Most that have been in the research industry for more than a couple of years have experienced the following situation as we’ve sat behind the glass with our client:

  • Marketing: Did you hear what that person just said. That’s brilliant. That’s our solution.
  • Researcher: That was good, but it’s just one voice. We are exploring right now. We’ll validate this idea in the next phase.
  • Marketing: I think we have our answer.

This is an overt oversimplification for illustration purposes, but the reality is often not far off point. The problem really comes from the alignment of an idea that has been uncovered in qualitative research and the marketing manager’s predisposition to a particular solution. Add several weeks in order for the manager to advocate before all the results are in – and researchers frequently find that the “answer” has been acted on before the research is completed.
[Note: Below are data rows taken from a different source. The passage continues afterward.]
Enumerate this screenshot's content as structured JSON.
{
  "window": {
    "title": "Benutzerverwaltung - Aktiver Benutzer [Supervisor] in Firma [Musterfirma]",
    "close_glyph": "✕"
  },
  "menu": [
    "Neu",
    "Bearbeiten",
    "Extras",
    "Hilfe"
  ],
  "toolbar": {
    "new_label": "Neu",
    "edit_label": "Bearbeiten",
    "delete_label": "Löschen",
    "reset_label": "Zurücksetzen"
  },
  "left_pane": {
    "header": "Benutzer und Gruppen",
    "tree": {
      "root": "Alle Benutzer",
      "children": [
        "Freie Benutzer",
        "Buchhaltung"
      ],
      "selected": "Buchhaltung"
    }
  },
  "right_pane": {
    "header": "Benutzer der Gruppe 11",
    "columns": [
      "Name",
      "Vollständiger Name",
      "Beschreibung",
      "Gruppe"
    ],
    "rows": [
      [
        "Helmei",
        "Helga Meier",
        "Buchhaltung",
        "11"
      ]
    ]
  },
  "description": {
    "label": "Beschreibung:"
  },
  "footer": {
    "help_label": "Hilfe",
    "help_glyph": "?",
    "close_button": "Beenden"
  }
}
Reducing or eliminating the time from exploration to validation has been a goal of research for many years. We’ve been through quant/qual to explore the results of quantitative research through qualitative exploration with a subset of respondents (or vice versa). Communities offer some of this capability and there have been others as well, but they have all left some gaps.

Several newer types of tools have improved our capabilities to address traditionally qualitative topics at the scale of quantitative research. These tools can be roughly broken into three categories; methodologies, crowd-sourced approaches, or approaches built on artificial intelligence. Several approaches use multiple categories, but are usually dominated by one category.
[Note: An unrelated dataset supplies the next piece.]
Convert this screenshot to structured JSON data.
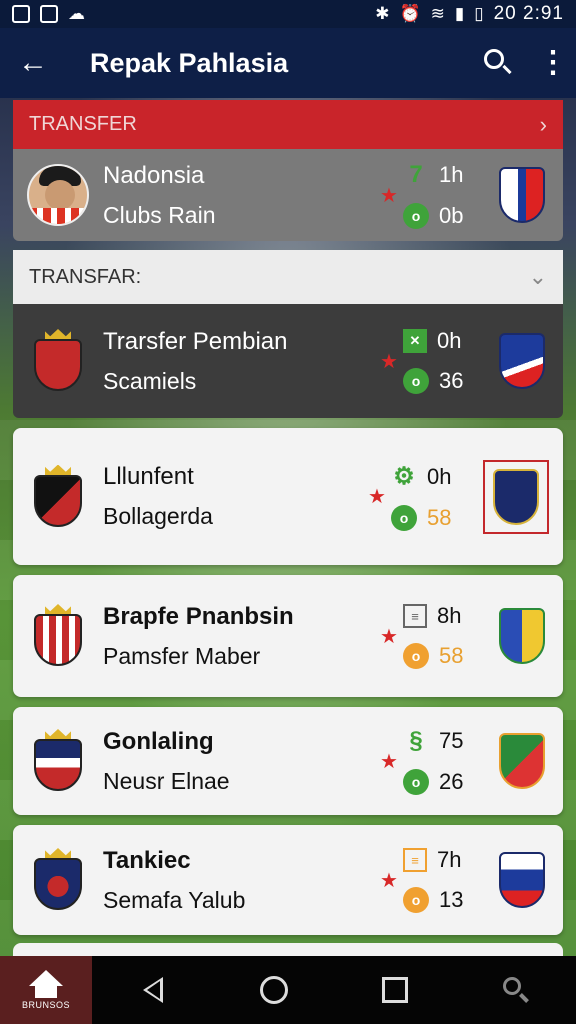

  • In terms of methodologies, arguably the most important advancements have been made in emotional measurement, particularly implicit. All aspects of a brand should be aligned to a promise, and the execution of the brand experience should be aligned to make good on that promise. Emotional measurement allows us to understand how the brand is aligning itself to the heart of the consumer. Until recently, exploring and validating emotions was not only difficult, but was disconnected from the time it took to do each. New methodologies can do both, at scale, and cost-efficiently. The methodologies are drawn from traditional tools in psychology and marketing research, but adapted for speed and scale by technology.
  • Crowd-sourcing is a tool that has been around for hundreds of years – but has come into its own the past few years. The premise that the crowd has capabilities that a more limited pool does not have is applicable to a number of problems qualitative research has typically addressed. Ideation, concept evaluation, marketing communications, and even competitive assessment can be addressed both qualitatively and quantitatively at the same time through tools like prediction markets, mobile ethnography, and some communities.
  • Artificial intelligence is the newest tool and the one with perhaps the most potential to disrupt the line between exploration and validation. These tools can analyze large amounts of data coming in various forms (images, videos, and text analysis – voice is still a little far from practical as of this posting). The analysis can be near real time – allowing for the automated development of a follow up hypothesis, data gathering and analysis of that hypothesis. And so on. Sound familiar? All of this can be done with hundreds of respondents.


Many of these approaches will change over the next three to five years as technology allows continued improvements in access to people and speed of analysis. Artificial intelligence will have similar changes, primarily in the quality and nuance of the analysis. These improvements, and others happening in the industry, will make the difference between qualitative and quantitative research a false distinction.